‘I am scared’ : Miami Beach residents brace for Irma.
Florida officials urged residents in flood-prone coastal communities to get out while they can, ordering evacuations in the face of oncoming Hurricane Irma, which could make landfall Sunday and inflict massive destruction not seen in the state since Hurricane Andrew in 1992.
Hurricanes have lashed South Florida many times, but officials here at the National Hurricane Center said this is shaping up as a once-in-a-generation storm. Forecasters adjusted their advisory late Thursday, projecting Irma to hit the tip of the peninsula, slamming the population centers of South Florida before grinding northward.
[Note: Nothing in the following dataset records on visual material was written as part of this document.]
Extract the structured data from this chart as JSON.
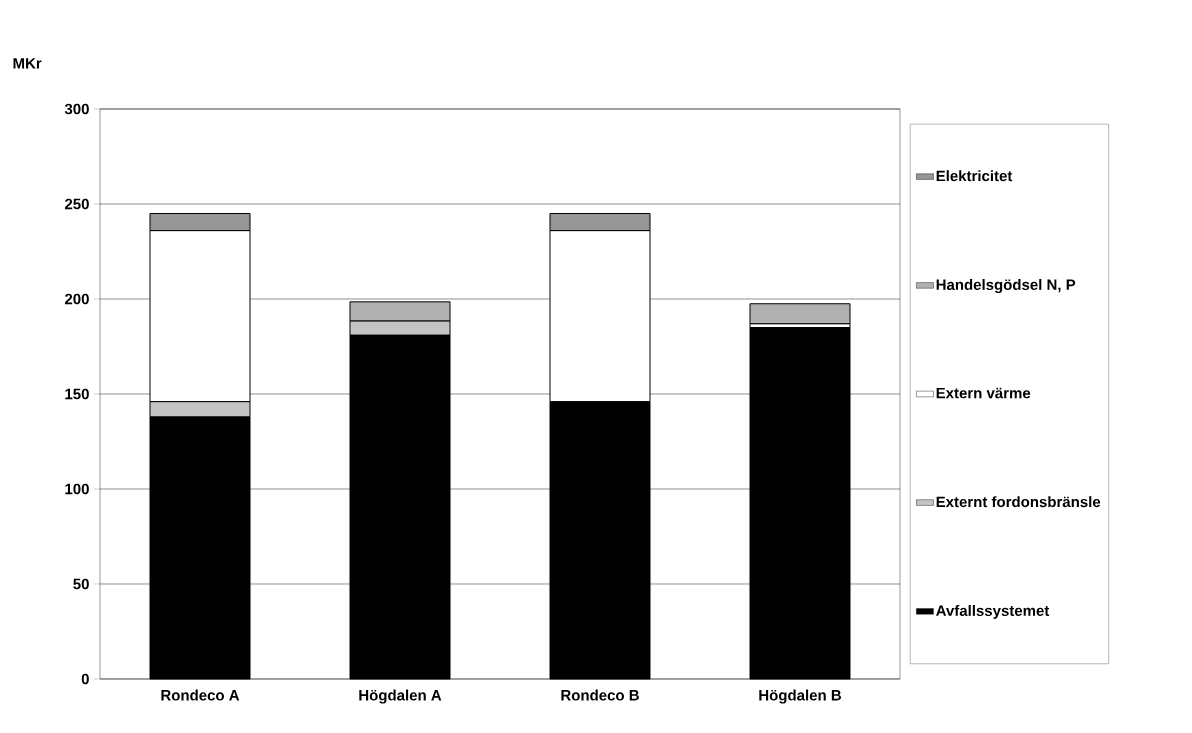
{
  "chart_data": {
    "type": "bar",
    "stacked": true,
    "ylabel": "MKr",
    "categories": [
      "Rondeco A",
      "Högdalen A",
      "Rondeco B",
      "Högdalen B"
    ],
    "series": [
      {
        "name": "Avfallssystemet",
        "color": "#000000",
        "values": [
          138,
          181,
          146,
          185
        ]
      },
      {
        "name": "Externt fordonsbränsle",
        "color": "#c4c4c4",
        "values": [
          8,
          7.5,
          null,
          null
        ]
      },
      {
        "name": "Extern värme",
        "color": "#ffffff",
        "values": [
          90,
          null,
          90,
          2
        ]
      },
      {
        "name": "Handelsgödsel N, P",
        "color": "#b0b0b0",
        "values": [
          null,
          10,
          null,
          10.5
        ]
      },
      {
        "name": "Elektricitet",
        "color": "#969696",
        "values": [
          9,
          null,
          9,
          null
        ]
      }
    ],
    "ylim": [
      0,
      300
    ],
    "yticks": [
      0,
      50,
      100,
      150,
      200,
      250,
      300
    ],
    "grid": "y",
    "legend": "right"
  }
}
“This storm has the potential to catastrophically devastate our state,” Gov. Rick Scott (R) said in a late-day news briefing. Earlier, he implored people to evacuate. “If you live in any evacuation zones and you’re still at home, leave.”
The state’s highways were jammed, gas was scarce, airports were packed and mandatory evacuations began to roll out as the first official hurricane watches were issued for the region. Irma, which has been ravaging the Caribbean islands as it sweeps across the Atlantic, is expected to hit the Florida peninsula with massive storm surges and crippling winds that could affect nearly every metropolitan area in South Florida.
The hurricane center said Thursday afternoon that should Irma’s eye move through the center of the state, extreme winds and heavy rains could strafe an area that has millions of residents, from Miami in the east to Naples on the Gulf Coast. Because the eastern side of the storm is the most powerful, numerous cities along the east coast could face extreme conditions.